IN A MATTER of seconds, I’m at the building, and Scotty is standing outside, his flashlight illuminating a white plastic trash bag outside of a locked wooden door, painted green. Oak trees are nearby and overhead, and there’s a dirt path leading back to where we were. Unlike the other buildings we’ve been searching, this one is worn, with a sagging roof. It’s one story and there are small windows set up near the roofline.
I turn, and Connie Westbrook has managed to keep up with me.
I flash my light over at the building. “What’s in here?”
“Nothing,” she says.
Scotty says, “Over here, boss.”
I check the torn top of the white trash bag. Inside are crumpled fast-food bags, McDonald’s and Burger King, and I nudge the top, where there’s a couple of crumpled white gauze bandages, stained brown with old blood. There’s also bits of string—used sutures?—and cotton swabs.
Back to Connie I say, “Care to change your mind?”
She folds her arms, says not a word. Pamela and Tanya appear, breathing hard, running from wherever they’ve been.
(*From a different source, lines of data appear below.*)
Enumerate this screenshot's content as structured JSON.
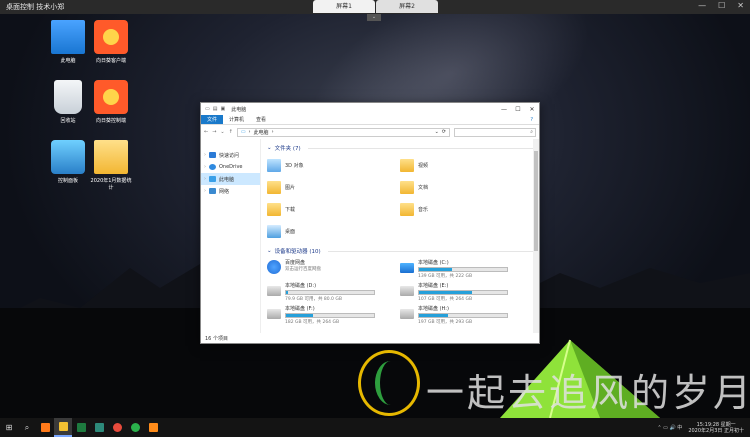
{
  "remote": {
    "title": "桌面控制  技术小郑",
    "tabs": [
      {
        "label": "屏幕1"
      },
      {
        "label": "屏幕2"
      }
    ],
    "chevron": "⌄",
    "controls": {
      "minimize": "—",
      "maximize": "☐",
      "close": "✕"
    }
  },
  "desktop_icons": [
    {
      "label": "此电脑",
      "icon": "computer-icon"
    },
    {
      "label": "向日葵客户端",
      "icon": "sunflower-icon"
    },
    {
      "label": "回收站",
      "icon": "recycle-bin-icon"
    },
    {
      "label": "向日葵控制端",
      "icon": "sunflower-icon"
    },
    {
      "label": "控制面板",
      "icon": "control-panel-icon"
    },
    {
      "label": "2020年1月数据统计",
      "icon": "folder-icon"
    }
  ],
  "explorer": {
    "title": "此电脑",
    "window_controls": {
      "minimize": "—",
      "maximize": "☐",
      "close": "✕"
    },
    "ribbon": {
      "file": "文件",
      "computer": "计算机",
      "view": "查看",
      "help": "?"
    },
    "nav": {
      "back": "←",
      "forward": "→",
      "recent": "⌄",
      "up": "↑"
    },
    "address": {
      "path": "此电脑",
      "separator": "›",
      "dropdown": "⌄",
      "refresh": "⟳"
    },
    "search_placeholder": "",
    "search_icon": "⌕",
    "sidebar": [
      {
        "label": "快速访问",
        "color": "#2b7bd6"
      },
      {
        "label": "OneDrive",
        "color": "#2f8ae0"
      },
      {
        "label": "此电脑",
        "color": "#3aa0e8",
        "selected": true
      },
      {
        "label": "网络",
        "color": "#3a8ad0"
      }
    ],
    "folders_section": {
      "title": "文件夹 (7)",
      "arrow": "⌄"
    },
    "folders": [
      {
        "label": "3D 对象"
      },
      {
        "label": "视频"
      },
      {
        "label": "图片"
      },
      {
        "label": "文档"
      },
      {
        "label": "下载"
      },
      {
        "label": "音乐"
      },
      {
        "label": "桌面"
      }
    ],
    "devices_section": {
      "title": "设备和驱动器 (10)",
      "arrow": "⌄"
    },
    "drives": [
      {
        "name": "百度网盘",
        "free": "双击运行百度网盘",
        "usage": null,
        "type": "baidu"
      },
      {
        "name": "本地磁盘 (C:)",
        "free": "139 GB 可用，共 222 GB",
        "usage": 0.37,
        "type": "win"
      },
      {
        "name": "本地磁盘 (D:)",
        "free": "79.9 GB 可用，共 80.0 GB",
        "usage": 0.02,
        "type": "disk"
      },
      {
        "name": "本地磁盘 (E:)",
        "free": "107 GB 可用，共 264 GB",
        "usage": 0.6,
        "type": "disk"
      },
      {
        "name": "本地磁盘 (F:)",
        "free": "182 GB 可用，共 264 GB",
        "usage": 0.31,
        "type": "disk"
      },
      {
        "name": "本地磁盘 (H:)",
        "free": "197 GB 可用，共 293 GB",
        "usage": 0.33,
        "type": "disk"
      }
    ],
    "status": "16 个项目"
  },
  "watermark": {
    "text": "一起去追风的岁月"
  },
  "taskbar": {
    "start": "⊞",
    "search": "⌕",
    "apps": [
      {
        "name": "sunflower",
        "color": "#ff7a1a"
      },
      {
        "name": "file-explorer",
        "color": "#f2c032",
        "active": true
      },
      {
        "name": "excel",
        "color": "#1e7b3f"
      },
      {
        "name": "video",
        "color": "#2d8a7a"
      },
      {
        "name": "chrome",
        "color": "#e84b3c"
      },
      {
        "name": "wechat",
        "color": "#2bb24c"
      },
      {
        "name": "app",
        "color": "#ff8c1a"
      }
    ],
    "tray_icons": "⌃  ▭  🔊  中",
    "time": "15:19:28 星期一",
    "date": "2020年2月3日 正月初十"
  }
}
Scotty doesn’t say anything, just illuminates the open plastic bag with the used bandages.
Pamela turns and says, “Who’s this?”
“The farm’s owner.”
Pamela’s on her, both strong hands on her robe, and she yells, “Is she in there? Is she in there, you old bat?”
Tanya pulls her off and the woman nearly falls, but she’s still there, not backing away, eyes filled with hate, staring at us. Scotty says, “I might be hearing things, boss, but I thought I heard a voice from inside.”
I step up to Mrs. Westbrook. “The key. Get the key to that door right now.”
She says, “Go to hell,” in a grandmotherly tone of voice, if one’s grandmother had once been a prison matron.
I turn. “Scotty. Get that door open. I don’t care what you do…get the damn thing open. And where the hell is Brian Zahn?”
Tanya says, “No idea.”
“Hold on, boss,” Scotty says, and he races to a near barn, smaller than the one I was exploring, and comes back in under a minute. There’s the sound of honking horns out by the parking area, with a few whoop-whoops of sirens, and the hum of power generators—I wish I had one right now, turning this predawn slice of Virginia farmland into noon—but there’s no time, and Scotty is back, carrying a sledgehammer at port arms, as if it were a Colt M4.
He goes right up to the door with no hesitation, and with one hard blow, the solid doorknob flies off. Scotty drops the sledgehammer, takes out his service weapon—as do the rest of us—and with pistols and flashlights in hand, we move forward.
Scotty elbows the door open, yells, “Freeze! Secret Service!”
And I’m right behind him, and the first thing I see is the anguished and scared face of a woman.